A single judge of the Federal Court ordered that the application for leave to appeal be heard and determined by a full bench of the Federal Court.
The full bench of the Federal Court, consisting of Keane CJ, Dowsett and Jagot JJ, dismissed the application for leave to appeal, stating that the Applicant’s submissions “involved a fundamental misreading of the relevant authorities”.
The Full Court referred to Gibbs ACJ in Sankey v Whitlam (1978) 142 CLR 1 who stated that (at ): “papers brought into existence for the purpose of preparing a submission to Cabinet” belonged to “a class of documents which in the public interest ought not to be produced, whether or not it would be harmful to disclose the contents of the particular document”. Thus, prima facie, the documents in question were entitled to be subject to a class claim rather than a contents claim for public interest immunity.
Despite this, the Full Court stated that this immunity was not ‘absolute’. From Commonwealth v Northern Land Council (1993) 176 CLR 604, claims of public interest immunity must be “weighed against the competing public interest of the proper administration of justice, which may be impaired by the denial to a court of access to relevant and otherwise admissible evidence”. This approach, however, is not automatic. The Full Court stressed that unless there is a “sufficient demand of justice” (at ) for disclosing the document, illustrated by its importance to resolving the proceedings, the prima facie position will prevail and there is no need for further inspection.

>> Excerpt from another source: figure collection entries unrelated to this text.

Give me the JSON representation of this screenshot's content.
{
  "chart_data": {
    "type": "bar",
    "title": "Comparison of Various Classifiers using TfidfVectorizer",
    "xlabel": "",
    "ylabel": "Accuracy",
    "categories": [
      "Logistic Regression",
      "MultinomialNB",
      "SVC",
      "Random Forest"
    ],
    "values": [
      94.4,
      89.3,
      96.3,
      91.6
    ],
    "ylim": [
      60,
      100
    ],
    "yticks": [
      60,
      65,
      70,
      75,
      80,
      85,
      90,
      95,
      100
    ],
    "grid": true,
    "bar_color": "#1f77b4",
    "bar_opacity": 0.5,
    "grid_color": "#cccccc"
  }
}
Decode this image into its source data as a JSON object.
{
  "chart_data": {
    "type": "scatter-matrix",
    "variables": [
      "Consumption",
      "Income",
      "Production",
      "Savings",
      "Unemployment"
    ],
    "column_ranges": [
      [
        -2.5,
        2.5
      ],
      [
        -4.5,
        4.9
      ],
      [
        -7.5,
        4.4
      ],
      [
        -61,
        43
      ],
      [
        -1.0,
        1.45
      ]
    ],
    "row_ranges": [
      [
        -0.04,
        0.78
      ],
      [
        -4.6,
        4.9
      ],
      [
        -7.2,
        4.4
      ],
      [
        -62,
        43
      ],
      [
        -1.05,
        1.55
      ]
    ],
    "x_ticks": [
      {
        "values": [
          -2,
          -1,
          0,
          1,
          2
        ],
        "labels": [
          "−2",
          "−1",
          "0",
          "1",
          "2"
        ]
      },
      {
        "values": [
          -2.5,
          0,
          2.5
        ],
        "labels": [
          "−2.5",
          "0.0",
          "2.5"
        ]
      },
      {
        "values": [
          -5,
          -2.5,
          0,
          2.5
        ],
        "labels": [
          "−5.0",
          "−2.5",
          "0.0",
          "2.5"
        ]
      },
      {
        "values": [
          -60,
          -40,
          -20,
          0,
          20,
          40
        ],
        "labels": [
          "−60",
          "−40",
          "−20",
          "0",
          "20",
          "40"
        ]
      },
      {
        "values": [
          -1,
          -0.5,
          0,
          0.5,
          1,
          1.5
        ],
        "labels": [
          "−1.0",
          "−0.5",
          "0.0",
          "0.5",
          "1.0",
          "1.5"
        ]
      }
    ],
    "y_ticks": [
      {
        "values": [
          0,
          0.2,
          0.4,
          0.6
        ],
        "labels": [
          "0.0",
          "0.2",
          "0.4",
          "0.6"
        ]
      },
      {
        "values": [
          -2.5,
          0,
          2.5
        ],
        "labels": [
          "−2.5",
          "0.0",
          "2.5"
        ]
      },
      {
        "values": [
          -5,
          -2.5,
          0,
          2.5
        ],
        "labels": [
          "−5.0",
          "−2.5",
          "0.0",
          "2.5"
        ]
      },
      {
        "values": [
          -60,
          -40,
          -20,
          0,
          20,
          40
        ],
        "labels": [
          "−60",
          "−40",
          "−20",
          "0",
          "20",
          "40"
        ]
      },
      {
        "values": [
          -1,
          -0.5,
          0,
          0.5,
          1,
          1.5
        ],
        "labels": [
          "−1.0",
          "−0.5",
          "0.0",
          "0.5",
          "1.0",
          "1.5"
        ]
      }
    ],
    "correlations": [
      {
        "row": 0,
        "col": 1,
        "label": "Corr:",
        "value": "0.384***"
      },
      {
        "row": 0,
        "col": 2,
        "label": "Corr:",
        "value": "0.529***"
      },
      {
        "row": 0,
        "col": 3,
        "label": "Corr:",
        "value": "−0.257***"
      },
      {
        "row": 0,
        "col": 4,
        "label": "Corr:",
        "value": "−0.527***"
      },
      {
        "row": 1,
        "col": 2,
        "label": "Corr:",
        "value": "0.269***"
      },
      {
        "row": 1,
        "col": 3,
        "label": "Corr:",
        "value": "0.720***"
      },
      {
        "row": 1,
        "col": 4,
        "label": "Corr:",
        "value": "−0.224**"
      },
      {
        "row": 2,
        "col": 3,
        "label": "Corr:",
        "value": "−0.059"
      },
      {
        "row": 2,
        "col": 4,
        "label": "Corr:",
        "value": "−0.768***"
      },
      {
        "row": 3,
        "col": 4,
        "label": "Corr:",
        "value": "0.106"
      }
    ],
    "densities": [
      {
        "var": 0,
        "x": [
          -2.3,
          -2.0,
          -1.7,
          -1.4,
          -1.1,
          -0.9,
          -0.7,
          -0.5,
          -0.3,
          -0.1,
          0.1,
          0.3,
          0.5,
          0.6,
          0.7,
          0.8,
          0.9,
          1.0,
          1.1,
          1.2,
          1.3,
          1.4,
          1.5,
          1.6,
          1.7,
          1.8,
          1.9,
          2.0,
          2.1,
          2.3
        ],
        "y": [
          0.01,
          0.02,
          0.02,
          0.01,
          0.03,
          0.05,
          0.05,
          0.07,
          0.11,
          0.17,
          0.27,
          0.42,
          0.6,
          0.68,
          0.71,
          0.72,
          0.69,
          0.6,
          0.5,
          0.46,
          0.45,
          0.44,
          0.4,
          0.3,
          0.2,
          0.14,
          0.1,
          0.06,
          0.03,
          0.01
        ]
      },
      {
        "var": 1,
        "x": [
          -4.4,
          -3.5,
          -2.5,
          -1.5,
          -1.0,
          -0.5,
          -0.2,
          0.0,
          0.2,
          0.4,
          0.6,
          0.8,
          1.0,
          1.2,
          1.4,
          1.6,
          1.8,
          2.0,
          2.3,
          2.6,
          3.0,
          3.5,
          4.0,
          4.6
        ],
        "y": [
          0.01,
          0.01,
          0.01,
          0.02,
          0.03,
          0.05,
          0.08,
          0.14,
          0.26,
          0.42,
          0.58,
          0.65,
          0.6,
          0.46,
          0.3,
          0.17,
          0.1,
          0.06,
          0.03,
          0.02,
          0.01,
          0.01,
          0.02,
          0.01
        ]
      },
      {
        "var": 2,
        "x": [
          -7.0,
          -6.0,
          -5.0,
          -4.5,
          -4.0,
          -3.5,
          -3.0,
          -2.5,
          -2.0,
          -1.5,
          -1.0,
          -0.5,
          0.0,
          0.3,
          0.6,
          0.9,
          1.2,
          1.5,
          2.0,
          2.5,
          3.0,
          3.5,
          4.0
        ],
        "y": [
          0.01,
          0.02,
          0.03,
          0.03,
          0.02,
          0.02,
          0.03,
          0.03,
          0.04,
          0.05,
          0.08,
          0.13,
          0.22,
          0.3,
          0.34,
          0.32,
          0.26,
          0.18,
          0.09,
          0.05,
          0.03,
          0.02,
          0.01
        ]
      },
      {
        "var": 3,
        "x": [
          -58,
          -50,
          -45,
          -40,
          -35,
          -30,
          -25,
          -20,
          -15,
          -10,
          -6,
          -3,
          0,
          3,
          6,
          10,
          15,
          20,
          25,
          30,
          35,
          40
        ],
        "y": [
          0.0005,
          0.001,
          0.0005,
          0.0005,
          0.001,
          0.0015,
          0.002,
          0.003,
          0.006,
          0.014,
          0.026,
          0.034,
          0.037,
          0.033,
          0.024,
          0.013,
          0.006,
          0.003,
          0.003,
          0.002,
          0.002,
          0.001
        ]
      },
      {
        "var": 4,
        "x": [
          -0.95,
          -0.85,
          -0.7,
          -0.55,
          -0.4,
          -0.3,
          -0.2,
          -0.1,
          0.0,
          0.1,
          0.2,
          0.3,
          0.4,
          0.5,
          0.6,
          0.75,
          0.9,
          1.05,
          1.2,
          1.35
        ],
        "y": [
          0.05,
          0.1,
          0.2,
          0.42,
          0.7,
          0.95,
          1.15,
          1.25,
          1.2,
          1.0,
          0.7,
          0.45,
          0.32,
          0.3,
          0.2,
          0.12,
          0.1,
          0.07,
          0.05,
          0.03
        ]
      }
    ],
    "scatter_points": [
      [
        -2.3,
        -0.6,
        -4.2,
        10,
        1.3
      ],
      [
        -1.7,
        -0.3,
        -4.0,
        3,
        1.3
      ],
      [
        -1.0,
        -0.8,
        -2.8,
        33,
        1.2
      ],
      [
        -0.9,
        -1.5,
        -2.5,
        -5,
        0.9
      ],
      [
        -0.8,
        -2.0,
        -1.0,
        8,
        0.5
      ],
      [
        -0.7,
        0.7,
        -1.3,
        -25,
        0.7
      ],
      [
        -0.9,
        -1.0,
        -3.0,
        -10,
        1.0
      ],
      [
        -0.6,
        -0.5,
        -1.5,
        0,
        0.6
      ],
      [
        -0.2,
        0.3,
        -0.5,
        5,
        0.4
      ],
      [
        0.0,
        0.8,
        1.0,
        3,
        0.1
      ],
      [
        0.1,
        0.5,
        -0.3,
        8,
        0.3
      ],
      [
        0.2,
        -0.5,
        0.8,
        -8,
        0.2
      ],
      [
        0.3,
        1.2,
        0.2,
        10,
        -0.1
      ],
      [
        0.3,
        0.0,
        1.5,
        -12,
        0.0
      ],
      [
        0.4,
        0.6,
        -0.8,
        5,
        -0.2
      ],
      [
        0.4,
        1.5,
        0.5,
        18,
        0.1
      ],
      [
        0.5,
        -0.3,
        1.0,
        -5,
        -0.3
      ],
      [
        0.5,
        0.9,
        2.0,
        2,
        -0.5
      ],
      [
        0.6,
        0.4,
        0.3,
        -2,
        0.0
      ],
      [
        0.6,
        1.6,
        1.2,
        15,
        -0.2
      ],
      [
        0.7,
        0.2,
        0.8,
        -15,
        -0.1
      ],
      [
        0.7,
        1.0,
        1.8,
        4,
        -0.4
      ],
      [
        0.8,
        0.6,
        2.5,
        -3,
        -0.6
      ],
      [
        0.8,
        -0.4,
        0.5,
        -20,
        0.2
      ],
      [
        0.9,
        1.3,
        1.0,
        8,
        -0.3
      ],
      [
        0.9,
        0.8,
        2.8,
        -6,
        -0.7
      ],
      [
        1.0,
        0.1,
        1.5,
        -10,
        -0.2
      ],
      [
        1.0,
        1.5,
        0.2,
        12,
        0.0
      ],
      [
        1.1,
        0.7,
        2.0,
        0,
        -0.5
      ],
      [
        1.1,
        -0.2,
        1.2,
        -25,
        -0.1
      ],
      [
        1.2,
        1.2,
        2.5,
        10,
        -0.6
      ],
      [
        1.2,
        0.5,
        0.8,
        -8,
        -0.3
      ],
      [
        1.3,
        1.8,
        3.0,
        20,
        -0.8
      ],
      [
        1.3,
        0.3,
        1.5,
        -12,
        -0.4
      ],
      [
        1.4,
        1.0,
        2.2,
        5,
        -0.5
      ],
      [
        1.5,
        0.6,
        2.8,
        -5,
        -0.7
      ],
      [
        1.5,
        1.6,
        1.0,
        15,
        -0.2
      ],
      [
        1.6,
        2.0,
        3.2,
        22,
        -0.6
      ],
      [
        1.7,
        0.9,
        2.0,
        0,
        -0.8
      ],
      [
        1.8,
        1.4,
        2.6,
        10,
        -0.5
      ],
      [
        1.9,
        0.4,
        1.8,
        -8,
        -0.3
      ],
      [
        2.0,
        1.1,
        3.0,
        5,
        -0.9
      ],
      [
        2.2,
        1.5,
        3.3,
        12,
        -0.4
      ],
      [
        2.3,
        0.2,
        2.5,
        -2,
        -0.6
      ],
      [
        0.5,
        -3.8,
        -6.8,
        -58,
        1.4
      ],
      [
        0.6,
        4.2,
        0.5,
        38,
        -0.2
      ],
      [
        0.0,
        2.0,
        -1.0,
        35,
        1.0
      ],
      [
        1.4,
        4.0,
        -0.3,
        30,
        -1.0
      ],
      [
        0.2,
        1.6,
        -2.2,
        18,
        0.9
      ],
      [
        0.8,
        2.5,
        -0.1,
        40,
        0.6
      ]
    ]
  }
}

The Full Court rejected the Applicant’s submission that the mere fact that the Department discovered the documents illustrated sufficient importance to the Applicant’s case as to outweigh the public interest immunity claim. Further, the decision by the Applicant not to cross-examine Dr Watt at first instance ensured that the primary judge was entitled to give due weight to his assertion that the public interest would be placed in jeopardy by the production of the relevant documents. The Applicant’s alternate submission that Dr Watt’s evidence was unsatisfactory because of his position as the Secretary of the Department rather than the Minister was also rejected as inconsistent with Northern Land Council.
The Full Court concluded that, in the absence of further evidentiary foundation at first instance, the primary judge’s decision was not attended by sufficient doubt to warrant the grant of leave to appeal.
As a guide to future litigants, the Full Court gave positive treatment to public immunity principles expressed in State of New South Wales v Ryan (1998) 101 LGERA 246 at 250–251. Specifically, the Full Court stated that this summary adequately reflected the reasoning in Sankey v Whitlam and Northern Land Council.
The decision of the Full Federal Court serves to confirm that the prima facie public interest immunity attributed to Cabinet documents is broader than mere recordings of Cabinet deliberations. The immunity also includes documents prepared to brief Ministers and documents created to assist in the preparation of Cabinet submissions.
This decision further serves as a reminder to litigants that unless a “sufficient demand of justice” exists for disclosing Cabinet documents, a court is entitled not to inspect the documents and treat the prima facie position as upheld.
Finally, the decision gives positive treatment to statements in State of New South Wales v Ryan, which serve as a useful guide for litigants in understanding the scope of public interest immunity.